Rome, 2013. A fire extinguisher is used in a train tunnel to escape more easily from security guards.
For Ergo Sum, Italian photographer Valerio Polici maps the mysterious nighttime routes of graffiti artists working everywhere from Rome to Argentina.
As a former member of the subculture, Polici slowly found himself drawn from the trenches of criminal activity towards the only slightly more detached documentation of the rituals, hopes, and fears of his young comrades. Dubbing graffiti artists the original couch surfers, he explains that he traveled throughout wide circles of international friends and acquaintances, gaining the trust of his subjects with his own personal experience. His protagonists transcend stereotypical visions of street kids, with representatives from all different classes, backgrounds, and with ages ranging from adolescence into middle age.
For the artist, this band of brothers is united not by personal history but by an intrinsic desire for recognition. To an outcast, lost, or disillusioned soul, there is no greater retribution than emblazoning one’s name on the sweeping surfaces that line a modern metropolis. For many, being photographed heightened the grandeur of their actions, framing them both as bandits and as modern-day heroes.
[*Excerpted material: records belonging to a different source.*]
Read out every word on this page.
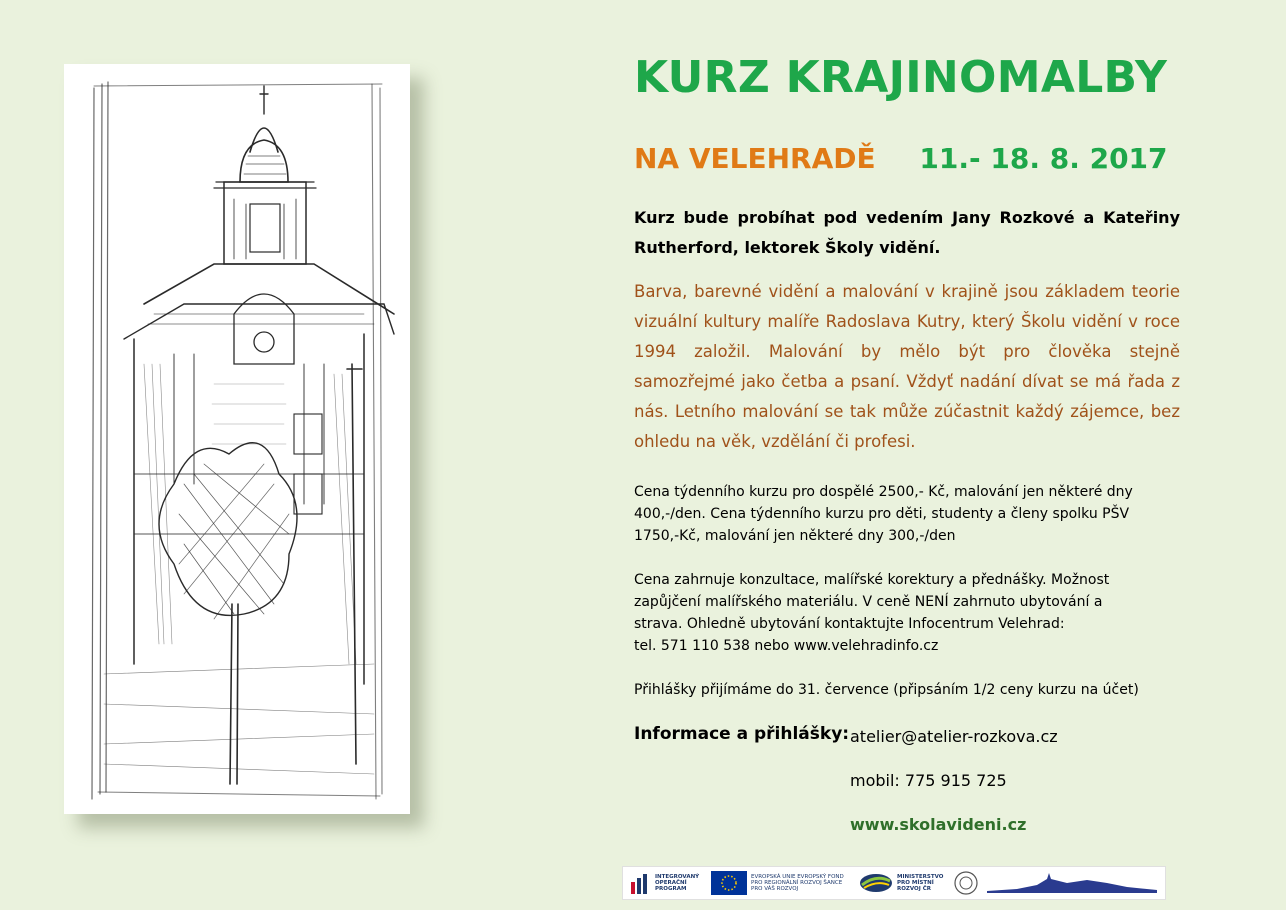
KURZ KRAJINOMALBY
NA VELEHRADĚ 11.- 18. 8. 2017

Kurz bude probíhat pod vedením Jany Rozkové a Kateřiny Rutherford, lektorek Školy vidění.

Barva, barevné vidění a malování v krajině jsou základem teorie vizuální kultury malíře Radoslava Kutry, který Školu vidění v roce 1994 založil. Malování by mělo být pro člověka stejně samozřejmé jako četba a psaní. Vždyť nadání dívat se má řada z nás. Letního malování se tak může zúčastnit každý zájemce, bez ohledu na věk, vzdělání či profesi.

Cena týdenního kurzu pro dospělé 2500,- Kč, malování jen některé dny
400,-/den. Cena týdenního kurzu pro děti, studenty a členy spolku PŠV
1750,-Kč, malování jen některé dny 300,-/den

Cena zahrnuje konzultace, malířské korektury a přednášky. Možnost
zapůjčení malířského materiálu. V ceně NENÍ zahrnuto ubytování a
strava. Ohledně ubytování kontaktujte Infocentrum Velehrad:
tel. 571 110 538 nebo www.velehradinfo.cz

Přihlášky přijímáme do 31. července (připsáním 1/2 ceny kurzu na účet)

Informace a přihlášky: atelier@atelier-rozkova.cz
mobil: 775 915 725
www.skolavideni.cz
INTEGROVANÝ OPERAČNÍ PROGRAM
EVROPSKÁ UNIE EVROPSKÝ FOND PRO REGIONÁLNÍ ROZVOJ ŠANCE PRO VÁŠ ROZVOJ
MINISTERSTVO PRO MÍSTNÍ ROZVOJ ČR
Polici sees the lifestyle as a means to a permanent state of adolescence, liberated from the confines and expectations of adulthood. But like the teenage years, the life of a graffiti artist is fragile, punctuated by arrests and even jail time, depending upon the laws of his hometown. While life on the darkened streets affords an exhilarating departure from the monotony of daily life, it brings with it a dizzying sense of confusion and alienation, as seen through the haze of midnight break-ins and winding underground corridors. These misadventures, at once intoxicating and dangerous, cease to be a rite of passage and become rather an abiding lifestyle, bringing with them the empowerment of the ego, and paradoxically, a disorientation of the self.
Lisbon, 2011. Down the emergency entry.
Athens, 2012. Running in the train depot.
Lisbon, 2011. Exit of the subway engine room.
Rome, 2012. Lookout up on a hill.
Rome, 2013. Passing through a wooden passage to reach the subway tunnel.
Belgrade, 2012. In the station.
Rome, 2011. Subway Tunnel.
Rome, 2013. Passing through an hole in an engine room to reach the depot.
Lisbon, 2011. Engine room.
Buenos Aires, 2012. Stairway to the depot.
Rome, 2012. Before entering.
Rome, 2012. Jumping the fence.
Lisbon, 2014. Escaping in the railway line in the rain.